10 years ago this week — 2008
After the rain, more snow.
That was the warning from forecasters as the North Coast started to dig itself out of the weekend snowfall.
Coastal communities woke up to just one extra inch of snow overnight in Astoria today, but city snowplow crews were out bright and early scraping it off the downtown streets. There was considerably more snow overnight in Knappa and Svensen, however, which made traveling on U.S. Highway 30 hazardous.
The prospect of buying North Tongue Point has captured the imaginations of Port of Astoria leaders, who see the industrial property as the key to future economic growth in Astoria.
Before they can dive into development, however, they need to work out a way to finance the multimillion-dollar purchase.
Astoria Mayor Willis Van Dusen will be watching TV on Christmas Day.
That’s because his daughter, Kristin, will be featured cheering on her husband, Matt Zedwick, as he takes part in “Deal or No Deal.”
Snow and ice trapped people in their homes in southern Clatsop County over the holiday. Roof collapses under snow loads, the inability of people to travel because of deep snow on private driveways and roads, and highway closures have led the Clatsop County Board of Commissioners to declare a state of emergency.
50 years ago — 1968
SPACE CENTER, Houston – The Apollo 8 astronauts swept today into an orbit around the moon and as they gazed back at their troubled home planet, a quarter-million miles away, flight commander Frank Borman offered a Christmastime prayer for peace.
More tourist facilities, including motels, restaurants, moorage and related accommodations, are needed by the Peninsula and Pacific County, according to a preliminary report of the office of the state of Washington Department of Commerce and Economic Development.
The opening of the Astoria Bridge was cited as one of the factors in the influx of tourists, as well as the expanding tourist fishing.
Another trial in which the state is trying to have the ocean beaches set aside for the pubic opens in Clatsop County Circuit Court Friday.
The state is trying to force Surfsand Motel, Cannon Beach, to remove an enclosure by which it is claiming 15,000 square feet of the beach for exclusive use of its guests.
The motel claims it owns the dry sand area involved.
Fred Andrus, a prominent figure on the Astoria newspaper scene for some 40 years, will retire as editor of The Daily Astorian Jan. 1, the paper announced today.
Andrus, who joined the former Morning Astorian in 1927, will be succeeded in the editor’s post by Mike Forrester, 30, who came to The Daily Astorian seven months ago.
An icy blast of Arctic air moved south out of the Gulf of Alaska over the weekend, blanketing the Sunset Empire with a coating of snow and tumbling thermometers to an official low of 19 degrees at the airport weather bureau Monday morning.
75 years ago — 1943
Shells from a coastal steamer engaged in routine gunnery practice landed accidentally near a military establishment Saturday night, causing an alert on Vancouver island and along the Washington coast.

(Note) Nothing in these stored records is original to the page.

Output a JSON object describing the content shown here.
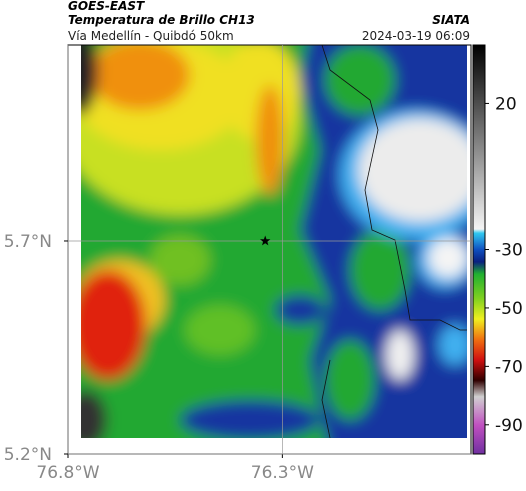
{
  "header": {
    "title": "GOES-EAST",
    "subtitle": "Temperatura de Brillo CH13",
    "source": "SIATA",
    "location": "Vía Medellín - Quibdó 50km",
    "timestamp": "2024-03-19 06:09"
  },
  "map": {
    "xlim": [
      -76.8,
      -75.86
    ],
    "ylim": [
      5.2,
      6.16
    ],
    "xticks": [
      {
        "value": -76.8,
        "label": "76.8°W"
      },
      {
        "value": -76.3,
        "label": "76.3°W"
      }
    ],
    "yticks": [
      {
        "value": 5.2,
        "label": "5.2°N"
      },
      {
        "value": 5.7,
        "label": "5.7°N"
      }
    ],
    "grid": true,
    "marker": {
      "lon": -76.34,
      "lat": 5.7
    }
  },
  "colorbar": {
    "lim": [
      -100,
      40
    ],
    "ticks": [
      20,
      -30,
      -50,
      -70,
      -90
    ]
  }
}
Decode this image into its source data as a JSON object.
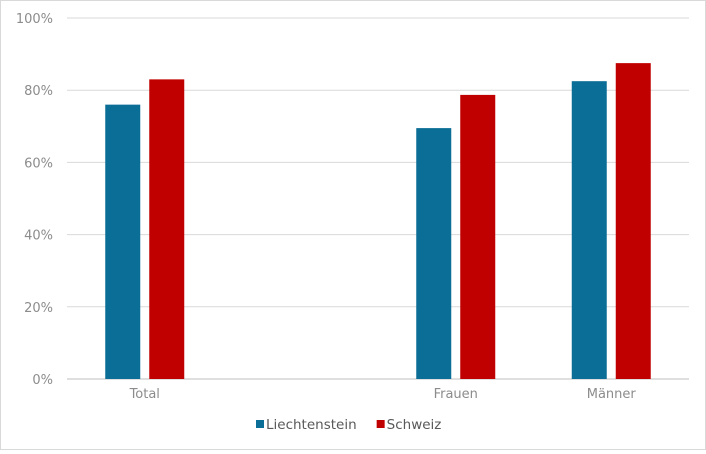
{
  "chart_data": {
    "type": "bar",
    "categories": [
      "Total",
      "",
      "Frauen",
      "Männer"
    ],
    "series": [
      {
        "name": "Liechtenstein",
        "color": "#0b6e96",
        "values": [
          0.76,
          null,
          0.695,
          0.825
        ]
      },
      {
        "name": "Schweiz",
        "color": "#c00000",
        "values": [
          0.83,
          null,
          0.787,
          0.875
        ]
      }
    ],
    "ylim": [
      0,
      1
    ],
    "yticks": [
      0,
      0.2,
      0.4,
      0.6,
      0.8,
      1.0
    ],
    "ytick_labels": [
      "0%",
      "20%",
      "40%",
      "60%",
      "80%",
      "100%"
    ],
    "grid": true,
    "legend_position": "bottom"
  }
}
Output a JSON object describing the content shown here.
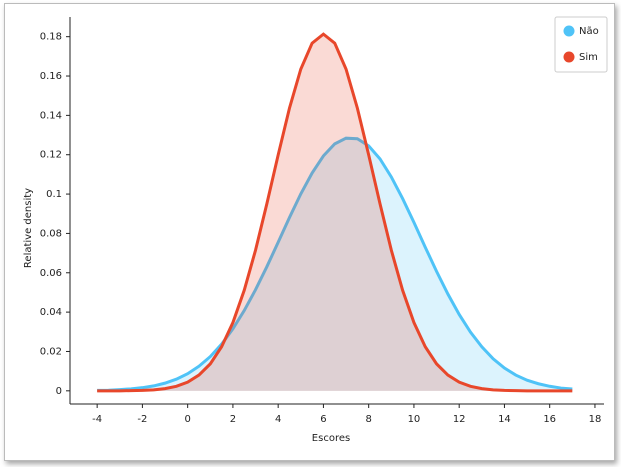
{
  "chart_data": {
    "type": "area",
    "x_label": "Escores",
    "y_label": "Relative density",
    "x": [
      -4,
      -3.5,
      -3,
      -2.5,
      -2,
      -1.5,
      -1,
      -0.5,
      0,
      0.5,
      1,
      1.5,
      2,
      2.5,
      3,
      3.5,
      4,
      4.5,
      5,
      5.5,
      6,
      6.5,
      7,
      7.5,
      8,
      8.5,
      9,
      9.5,
      10,
      10.5,
      11,
      11.5,
      12,
      12.5,
      13,
      13.5,
      14,
      14.5,
      15,
      15.5,
      16,
      16.5,
      17
    ],
    "series": [
      {
        "name": "Não",
        "color": "#4fc3f7",
        "values": [
          0.0002,
          0.0003,
          0.0006,
          0.001,
          0.0016,
          0.0025,
          0.0039,
          0.0059,
          0.0087,
          0.0125,
          0.0174,
          0.0237,
          0.0315,
          0.0408,
          0.0514,
          0.0631,
          0.0755,
          0.0881,
          0.1001,
          0.1107,
          0.1194,
          0.1255,
          0.1284,
          0.1281,
          0.1245,
          0.1179,
          0.1087,
          0.0977,
          0.0856,
          0.073,
          0.0607,
          0.0492,
          0.0388,
          0.0298,
          0.0224,
          0.0163,
          0.0116,
          0.008,
          0.0054,
          0.0036,
          0.0023,
          0.0014,
          0.0009
        ]
      },
      {
        "name": "Sim",
        "color": "#e8472b",
        "values": [
          0,
          0,
          0,
          0.0001,
          0.0002,
          0.0005,
          0.0011,
          0.0023,
          0.0044,
          0.008,
          0.0137,
          0.0224,
          0.0347,
          0.0511,
          0.0715,
          0.0951,
          0.1199,
          0.1437,
          0.1635,
          0.1767,
          0.1813,
          0.1767,
          0.1635,
          0.1437,
          0.1199,
          0.0951,
          0.0715,
          0.0511,
          0.0347,
          0.0224,
          0.0137,
          0.008,
          0.0044,
          0.0023,
          0.0011,
          0.0005,
          0.0002,
          0.0001,
          0,
          0,
          0,
          0,
          0
        ]
      }
    ],
    "xlim": [
      -5.2,
      18.4
    ],
    "ylim": [
      -0.0067,
      0.19
    ],
    "xticks": [
      -4,
      -2,
      0,
      2,
      4,
      6,
      8,
      10,
      12,
      14,
      16,
      18
    ],
    "yticks": [
      0,
      0.02,
      0.04,
      0.06,
      0.08,
      0.1,
      0.12,
      0.14,
      0.16,
      0.18
    ],
    "legend": "top-right"
  }
}
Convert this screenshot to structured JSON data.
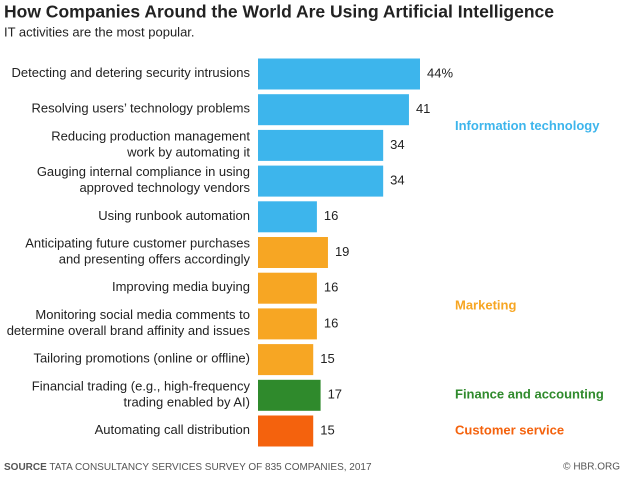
{
  "chart_data": {
    "type": "bar",
    "title": "How Companies Around the World Are Using Artificial Intelligence",
    "subtitle": "IT activities are the most popular.",
    "categories": [
      [
        "Detecting and detering security intrusions"
      ],
      [
        "Resolving users’ technology problems"
      ],
      [
        "Reducing production management",
        "work by automating it"
      ],
      [
        "Gauging internal compliance in using",
        "approved technology vendors"
      ],
      [
        "Using runbook automation"
      ],
      [
        "Anticipating future customer purchases",
        "and presenting offers accordingly"
      ],
      [
        "Improving media buying"
      ],
      [
        "Monitoring social media comments to",
        "determine overall brand affinity and issues"
      ],
      [
        "Tailoring promotions (online or offline)"
      ],
      [
        "Financial trading (e.g., high-frequency",
        "trading enabled by AI)"
      ],
      [
        "Automating call distribution"
      ]
    ],
    "series": [
      {
        "name": "Information technology",
        "color": "#3db5ec",
        "values": [
          44,
          41,
          34,
          34,
          16,
          null,
          null,
          null,
          null,
          null,
          null
        ],
        "value_labels": [
          "44%",
          "41",
          "34",
          "34",
          "16",
          null,
          null,
          null,
          null,
          null,
          null
        ]
      },
      {
        "name": "Marketing",
        "color": "#f7a623",
        "values": [
          null,
          null,
          null,
          null,
          null,
          19,
          16,
          16,
          15,
          null,
          null
        ]
      },
      {
        "name": "Finance and accounting",
        "color": "#2f8a2c",
        "values": [
          null,
          null,
          null,
          null,
          null,
          null,
          null,
          null,
          null,
          17,
          null
        ]
      },
      {
        "name": "Customer service",
        "color": "#f4620d",
        "values": [
          null,
          null,
          null,
          null,
          null,
          null,
          null,
          null,
          null,
          null,
          15
        ]
      }
    ],
    "source": {
      "label": "SOURCE",
      "text": "TATA CONSULTANCY SERVICES SURVEY OF 835 COMPANIES, 2017"
    },
    "credit": "© HBR.ORG"
  }
}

The Navy today put into commission the Kaiser company’s 18th fighting aircraft carrier, the USS Tulagi – dedicating the sleek flat top to the ending of the war, and in tribute to Kaiser’s Vancouver shipyard workers who successfully met their goal of “18 or more by ‘44.”
In accepting the Tulagi from Capt. J.D. Barner, (for commandant, 13th naval district) commanding officer of the per-commissioning detail at the Astoria Naval Station, Capt. Joseph C. Cronin, the ship’s skipper, said: “There is lots of war left and lots of glory. Today the Tulagi serves notice to the world in general, and to the Japs in particular, that we are out after our share of what’s left.”
WANTED: One “wind-up” Victrola for music-hungry men aboard an American aircraft carrier about to put to sea.
Allen W. Hazen, of Boston, Massachusetts, a bluejacket aboard the carrier USS Tulagi at the Astoria Naval Station, ambled into the office here this week, with a proposed advertisement for Victrola. He said the boys were willing to pay, “but not too much.”
When the Astoria Marine Construction company slides five boats into the Lewis and Clark River Friday, the event will mark the yard’s completion of 33 craft since they launched the first minesweeper, the YMS 100, in June of 1942. Since 1941, they have turned out work valued at $10,000,000.
From paper carrier to circulation manager and assistant manager of the Astorian-Budget and back to paper carrier is the experience of John Verschueren, longtime employee of this newspaper, this week. Verschueren was on the job delivering no less than three city routes Tuesday night, where illness had laid the regular carriers low.